A recent study by Make Room, a rental advocacy group, reported that the percentage of older adults who need affordable housing is rising faster than the increase in the senior U.S. population. Every day, over 10,000 baby boomers are reaching the age of 65. And think about this, by 2050, which is closer than it sounds, the 65+ population will increase 120 percent from 40 million to more than 88 million. That is one in every five Americans. Plus, the numbers of Americans aged 85 or older will more than triple over the same period.

The Need for Affordable Housing

Compounding the situation, the number of older adults weighed down by housing costs is rapidly escalating. In most households, the single largest expenditure is housing, and it has a direct impact on day-to-day financial security and affects the ability to save for the future. Older adults, many of whom are still grappling with the aftermath of the Great Recession, spend more than a third of their income on housing, and nearly half of the poorest older adults spend 50 percent to pay for it. This makes necessities such as food, clothing, health care, and discretionary spending for social activities, even buying gifts for their grandkids, difficult or impossible to realize. Furthermore, as income for older adults tends to decline or become fixed, hard costs like property taxes, maintenance, and utilities continue to rise.

As a far greater number of older adults wish to age in place, the opportunity to obtain safe, high-quality and affordable housing becomes increasingly difficult. Much of what is available isn’t designed to meet their changing needs. Accessibility challenges arise for those with physical issues. Structural features like no-step entry, extra-wide doorways and halls, accessible electrical controls and switches, and lever-style door handles that can enable an older adult to live safely and independently are severely lacking. Not addressing these needs can result in premature stays in nursing homes or the inability to return home after a hospitalization.

Innovation Breeds Solutions

To respond effectively to these challenges, we all must think outside the box, approach things from a fresh perspective and even consider partnerships. Several years ago, The Well•Spring Group took a hard look at our mission and recognized we have an opportunity – and an obligation as a not-for-profit organization – to broaden the delivery of our mission to as many people as we possible. Life plan communities aren’t feasible for everyone. But there are plenty of other options.

For example, here at Well•Spring, we have teamed with a local developer to apply for affordable housing tax credits in a joint effort to establish a new residential apartment complex geared toward older adults. Half of these 200 units would be affordable housing, while the other half would be set at market rate. Some of the services of our life plan community, such as housekeeping or a home meal delivery program, would be available on an a la carte basis.

By bringing these elements together in an accessible and affordable manner, more older people in our community can receive quality housing. We will learn in August if we will be awarded the affordable housing tax credits.

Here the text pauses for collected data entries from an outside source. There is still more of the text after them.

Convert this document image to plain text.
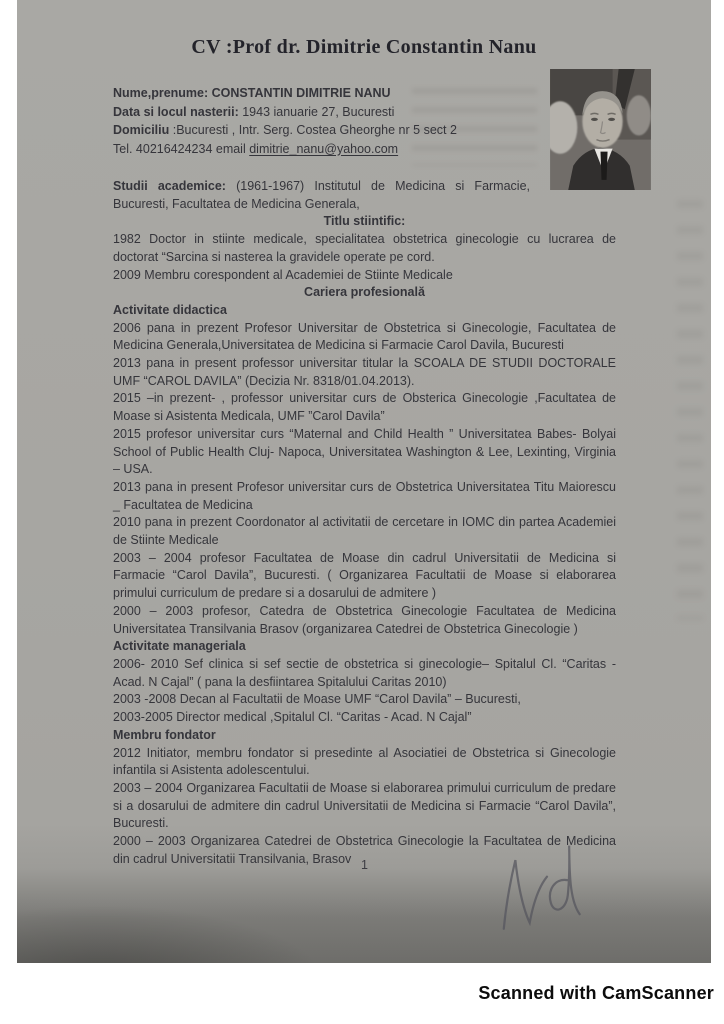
CV :Prof dr. Dimitrie Constantin Nanu

Nume,prenume: CONSTANTIN DIMITRIE NANU

Data si locul nasterii: 1943 ianuarie 27, Bucuresti

Domiciliu :Bucuresti , Intr. Serg. Costea Gheorghe nr 5 sect 2

Tel. 40216424234 email dimitrie_nanu@yahoo.com

Studii academice: (1961-1967) Institutul de Medicina si Farmacie, Bucuresti, Facultatea de Medicina Generala,

Titlu stiintific:

1982 Doctor in stiinte medicale, specialitatea obstetrica ginecologie cu lucrarea de doctorat “Sarcina si nasterea la gravidele operate pe cord.

2009 Membru corespondent al Academiei de Stiinte Medicale

Cariera profesională

Activitate didactica

2006 pana in prezent Profesor Universitar de Obstetrica si Ginecologie, Facultatea de Medicina Generala,Universitatea de Medicina si Farmacie Carol Davila, Bucuresti

2013 pana in present professor universitar titular la SCOALA DE STUDII DOCTORALE UMF “CAROL DAVILA” (Decizia Nr. 8318/01.04.2013).

2015 –in prezent- , professor universitar curs de Obsterica Ginecologie ,Facultatea de Moase si Asistenta Medicala, UMF ”Carol Davila”

2015 profesor universitar curs “Maternal and Child Health ” Universitatea Babes- Bolyai School of Public Health Cluj- Napoca, Universitatea Washington & Lee, Lexinting, Virginia – USA.

2013 pana in present Profesor universitar curs de Obstetrica Universitatea Titu Maiorescu _ Facultatea de Medicina

2010 pana in prezent Coordonator al activitatii de cercetare in IOMC din partea Academiei de Stiinte Medicale

2003 – 2004 profesor Facultatea de Moase din cadrul Universitatii de Medicina si Farmacie “Carol Davila”, Bucuresti. ( Organizarea Facultatii de Moase si elaborarea primului curriculum de predare si a dosarului de admitere )

2000 – 2003 profesor, Catedra de Obstetrica Ginecologie Facultatea de Medicina Universitatea Transilvania Brasov (organizarea Catedrei de Obstetrica Ginecologie )

Activitate manageriala

2006- 2010 Sef clinica si sef sectie de obstetrica si ginecologie– Spitalul Cl. “Caritas - Acad. N Cajal” ( pana la desfiintarea Spitalului Caritas 2010)

2003 -2008 Decan al Facultatii de Moase UMF “Carol Davila” – Bucuresti,

2003-2005 Director medical ,Spitalul Cl. “Caritas - Acad. N Cajal”

Membru fondator

2012 Initiator, membru fondator si presedinte al Asociatiei de Obstetrica si Ginecologie infantila si Asistenta adolescentului.

2003 – 2004 Organizarea Facultatii de Moase si elaborarea primului curriculum de predare si a dosarului de admitere din cadrul Universitatii de Medicina si Farmacie “Carol Davila”, Bucuresti.

2000 – 2003 Organizarea Catedrei de Obstetrica Ginecologie la Facultatea de Medicina din cadrul Universitatii Transilvania, Brasov 1
Scanned with CamScanner
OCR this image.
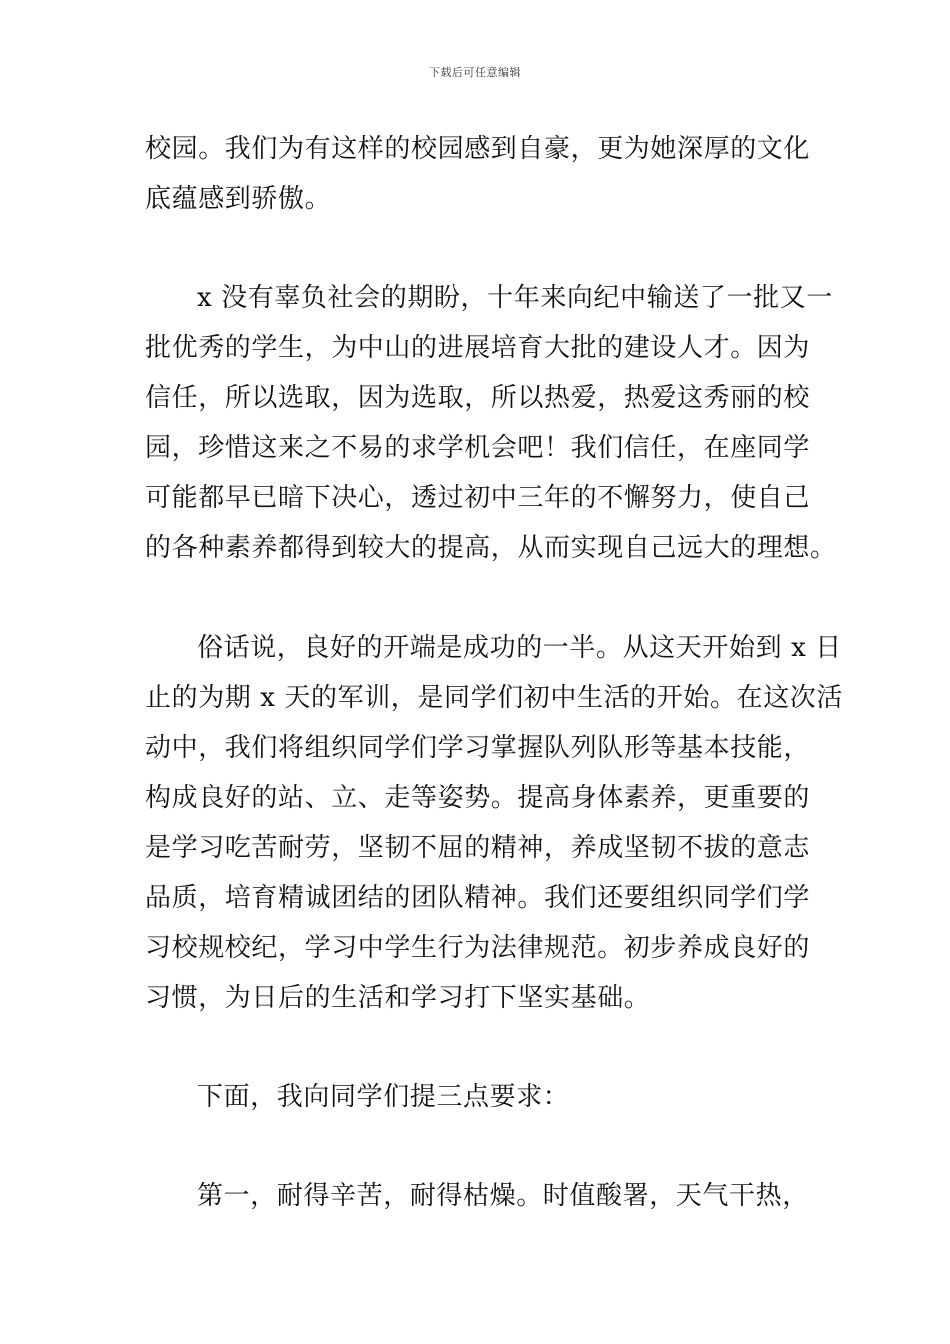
下载后可任意编辑
校园。我们为有这样的校园感到自豪，更为她深厚的文化
底蕴感到骄傲。
x 没有辜负社会的期盼，十年来向纪中输送了一批又一
批优秀的学生，为中山的进展培育大批的建设人才。因为
信任，所以选取，因为选取，所以热爱，热爱这秀丽的校
园，珍惜这来之不易的求学机会吧！我们信任，在座同学
可能都早已暗下决心，透过初中三年的不懈努力，使自己
的各种素养都得到较大的提高，从而实现自己远大的理想。
俗话说，良好的开端是成功的一半。从这天开始到 x 日
止的为期 x 天的军训，是同学们初中生活的开始。在这次活
动中，我们将组织同学们学习掌握队列队形等基本技能，
构成良好的站、立、走等姿势。提高身体素养，更重要的
是学习吃苦耐劳，坚韧不屈的精神，养成坚韧不拔的意志
品质，培育精诚团结的团队精神。我们还要组织同学们学
习校规校纪，学习中学生行为法律规范。初步养成良好的
习惯，为日后的生活和学习打下坚实基础。
下面，我向同学们提三点要求：
第一，耐得辛苦，耐得枯燥。时值酸署，天气干热，
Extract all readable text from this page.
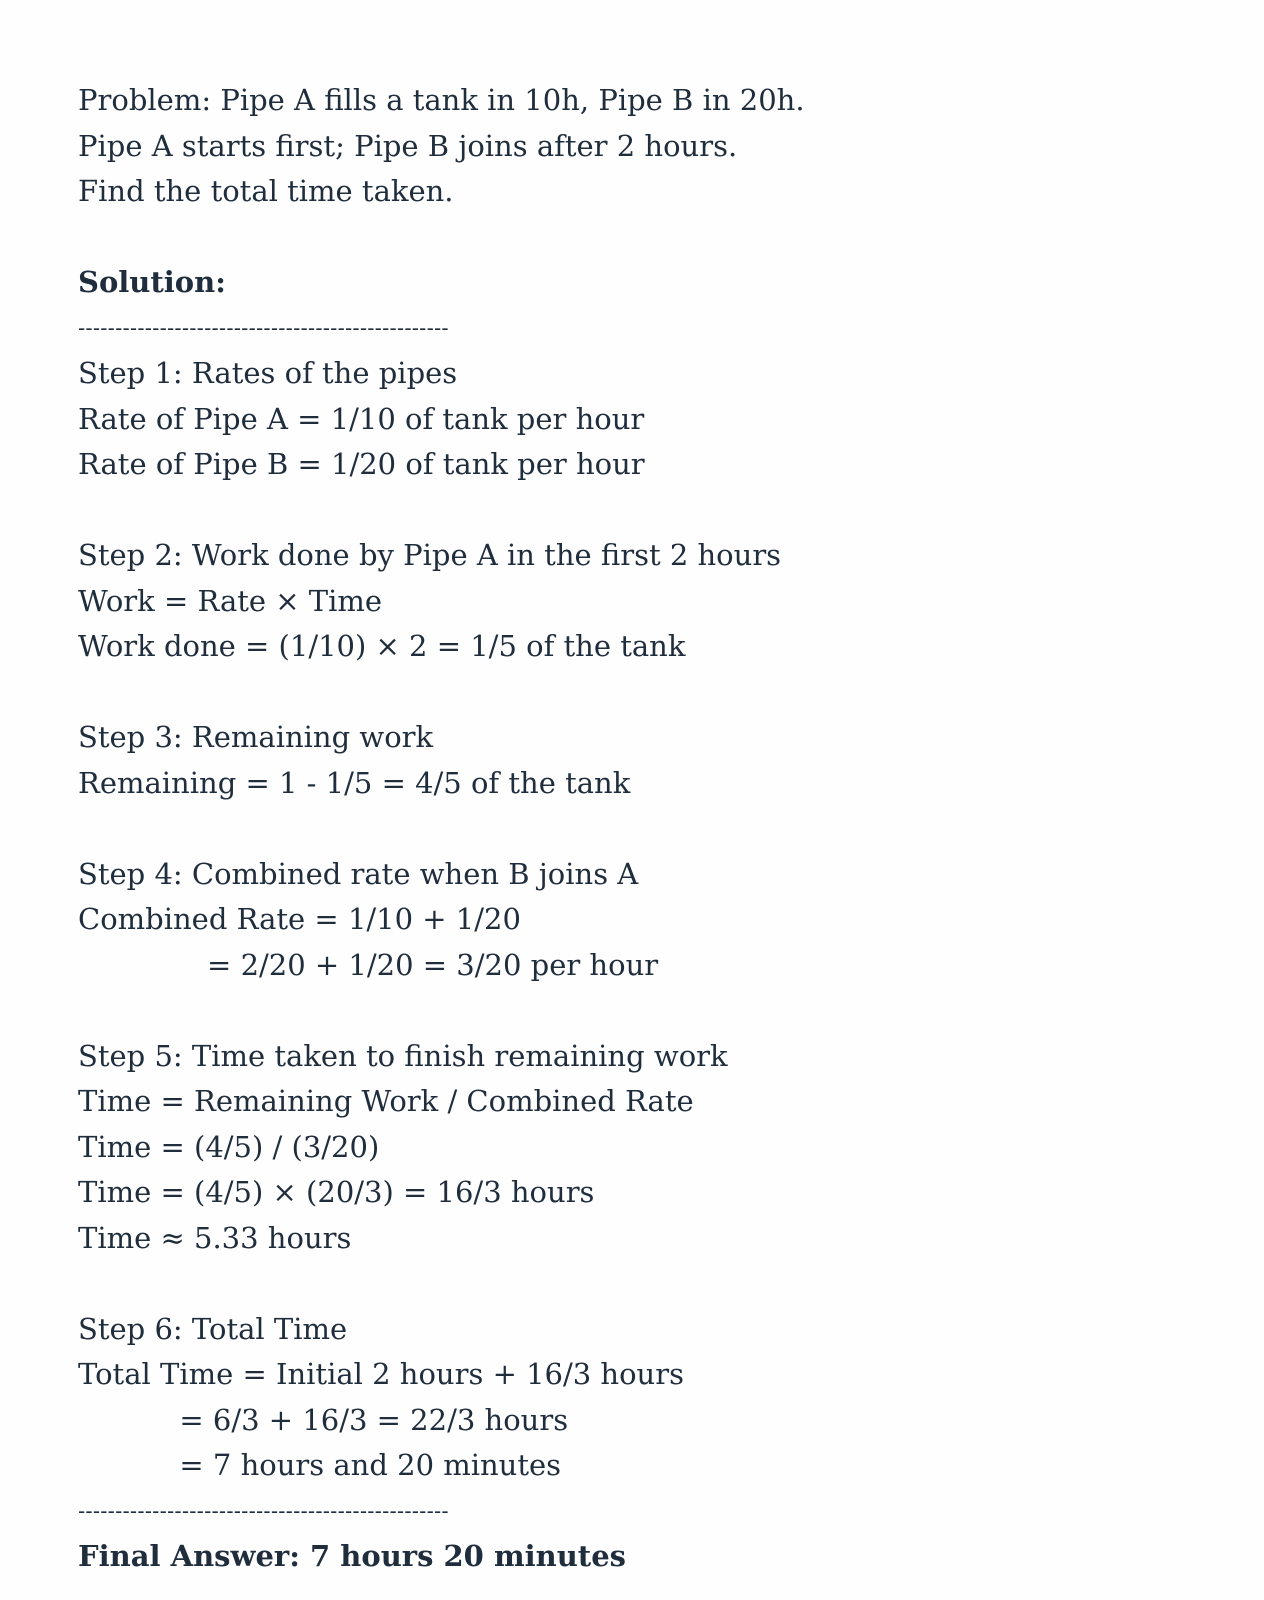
Problem: Pipe A fills a tank in 10h, Pipe B in 20h.
Pipe A starts first; Pipe B joins after 2 hours.
Find the total time taken.
Solution:
--------------------------------------------------
Step 1: Rates of the pipes
Rate of Pipe A = 1/10 of tank per hour
Rate of Pipe B = 1/20 of tank per hour
Step 2: Work done by Pipe A in the first 2 hours
Work = Rate × Time
Work done = (1/10) × 2 = 1/5 of the tank
Step 3: Remaining work
Remaining = 1 - 1/5 = 4/5 of the tank
Step 4: Combined rate when B joins A
Combined Rate = 1/10 + 1/20
= 2/20 + 1/20 = 3/20 per hour
Step 5: Time taken to finish remaining work
Time = Remaining Work / Combined Rate
Time = (4/5) / (3/20)
Time = (4/5) × (20/3) = 16/3 hours
Time ≈ 5.33 hours
Step 6: Total Time
Total Time = Initial 2 hours + 16/3 hours
= 6/3 + 16/3 = 22/3 hours
= 7 hours and 20 minutes
--------------------------------------------------
Final Answer: 7 hours 20 minutes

There’s no denying the fact that our country is not prepared to meet the housing needs of America’s rapidly aging population. Because of the growing urgency and overwhelming demand for affordable, purpose-built housing, we cannot wait. The stakes are too great. Yet through innovation and commitment, through bringing together those in our industry, our communities, and policymakers, we can have a profound impact on advancing livability for older adults.